News & Politics

What Would Ranked-Choice Voting Mean for DC Politics?

Initiative 83 would also reshape politics by allowing independent voters to vote in primaries.

Illustration by stefanamer via iStock/Getty Images Plus.

This week, a campaign that aims to establish ranked-choice voting in District of Columbia primary elections and allow independents to vote in primaries delivered petitions to DC’s Board of Elections after six months of canvassing. The “Yes on 83” campaign says in a press release that it turned in more than 8,000 petitions and 40,000 signatures from across the District. If the board is able to validate the petitions and signatures in a 30-day period after it examines the materials the campaign submitted, it will certify Initiative 83 to appear on the ballot this November.

In ranked-choice voting, voters have the option to rank candidates in order of preference rather than choosing just one. Forty-seven US cities already use it for local elections, and Alaska and Maine use it for state, congressional, and Presidential elections as well.

Lisa D.T. Rice speaking at a press conference on July 1 after delivering the signatures to DC’s election board. Photo courtesy of the YES on 83 campaign.

Lisa D.T. Rice, who proposed the initiative, says she hopes ranked-choice voting gives elected officials more accountability to their constituents, since they’ll only win if they garner more than 50 percent of the vote. (Wendell Felder, who recently won the primary to replace retiring Councilmember Vince Gray, won with far less than that amount.) “I would hope that someone who is in with majority support would feel they need to work hard to keep their seat,” Rice says.

The open primary measure would also allow voters who don’t belong to a political party to vote in primaries. Such voters would be able to request a party’s ballot if the initiative passes, but I-83 won’t allow voters registered in one party to vote in the other, and they’d only be able to do so in DC, not national, primaries.

DC is overwhelmingly Democratic, which often means primary winners enjoy safe seats in the general election. Moreover, says Rice, who is an independent, taxpayers fund primary elections. “Is there any other fundamental right that we Americans enjoy that we have to join a private organization in order to be able to exercise that right?” she says.

Chuck Thies, who has worked on campaigns and for elected officials in DC for more than 30 years, opposes I-83. (The Washington Post reports that DC Mayor Muriel Bowser declined to sign the petition and called the proposal a “bad idea.”) Thies says he supports open primaries but thinks it’s unwise to combine that idea with ranked-choice voting. “I’ve never seen an initiative in DC that had two distinct moving parts,” Thies says. He says DC voters tend to approve referendums, even those that aren’t in their best interest.

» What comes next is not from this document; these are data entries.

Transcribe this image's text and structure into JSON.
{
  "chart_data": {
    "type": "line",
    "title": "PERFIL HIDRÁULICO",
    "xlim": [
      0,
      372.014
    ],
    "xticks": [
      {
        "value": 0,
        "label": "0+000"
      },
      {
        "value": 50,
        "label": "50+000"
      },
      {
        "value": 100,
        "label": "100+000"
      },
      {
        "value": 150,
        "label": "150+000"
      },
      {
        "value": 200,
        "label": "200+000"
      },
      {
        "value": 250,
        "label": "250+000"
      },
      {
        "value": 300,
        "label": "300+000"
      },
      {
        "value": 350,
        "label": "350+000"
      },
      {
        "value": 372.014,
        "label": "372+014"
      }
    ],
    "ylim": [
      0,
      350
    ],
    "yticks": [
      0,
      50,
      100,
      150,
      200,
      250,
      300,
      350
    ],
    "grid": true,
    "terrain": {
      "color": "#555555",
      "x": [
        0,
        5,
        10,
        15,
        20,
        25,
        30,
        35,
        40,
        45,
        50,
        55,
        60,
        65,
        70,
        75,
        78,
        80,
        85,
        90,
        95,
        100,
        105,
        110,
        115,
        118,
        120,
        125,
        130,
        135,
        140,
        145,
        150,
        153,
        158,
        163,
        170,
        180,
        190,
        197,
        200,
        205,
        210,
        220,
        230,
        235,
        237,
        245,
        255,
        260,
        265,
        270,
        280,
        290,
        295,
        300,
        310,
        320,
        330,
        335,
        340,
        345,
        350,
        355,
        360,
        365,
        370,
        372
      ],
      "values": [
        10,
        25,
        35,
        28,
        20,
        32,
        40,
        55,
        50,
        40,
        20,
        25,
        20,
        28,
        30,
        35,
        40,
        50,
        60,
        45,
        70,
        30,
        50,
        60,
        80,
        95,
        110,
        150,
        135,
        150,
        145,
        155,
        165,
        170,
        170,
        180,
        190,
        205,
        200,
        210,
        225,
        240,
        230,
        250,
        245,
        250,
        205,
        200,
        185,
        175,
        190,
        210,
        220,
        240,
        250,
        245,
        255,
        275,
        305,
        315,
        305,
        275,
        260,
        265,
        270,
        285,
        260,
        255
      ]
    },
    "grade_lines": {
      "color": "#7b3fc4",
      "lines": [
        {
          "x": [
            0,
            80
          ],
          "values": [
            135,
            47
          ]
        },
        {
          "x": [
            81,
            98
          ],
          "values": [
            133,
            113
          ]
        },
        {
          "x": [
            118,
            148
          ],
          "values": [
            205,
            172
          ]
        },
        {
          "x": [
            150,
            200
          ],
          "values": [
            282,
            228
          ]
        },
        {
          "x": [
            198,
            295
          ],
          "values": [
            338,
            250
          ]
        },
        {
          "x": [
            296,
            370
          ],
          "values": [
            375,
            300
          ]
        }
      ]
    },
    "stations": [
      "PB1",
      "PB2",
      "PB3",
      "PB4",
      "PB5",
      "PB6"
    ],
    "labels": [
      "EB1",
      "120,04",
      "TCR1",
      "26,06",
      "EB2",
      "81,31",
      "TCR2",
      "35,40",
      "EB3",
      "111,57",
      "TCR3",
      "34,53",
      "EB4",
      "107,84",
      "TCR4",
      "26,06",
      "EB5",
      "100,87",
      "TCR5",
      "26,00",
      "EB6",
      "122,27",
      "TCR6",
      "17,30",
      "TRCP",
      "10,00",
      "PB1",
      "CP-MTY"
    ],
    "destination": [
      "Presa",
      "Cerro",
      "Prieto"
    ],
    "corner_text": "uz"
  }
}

Thies opposes ranked-choice because he sees it as overcomplicating a process that voters already have little trust in. He argues that a “jungle primary,” where all candidates compete regardless of party affiliation and then the top two winners go to the general election, would be better. “You don’t accomplish confidence-building in election results by telling [voters] to pick three people and then some algorithm, some voodoo math, something that you probably don’t understand because most people don’t like math, is going to determine who won,” he says.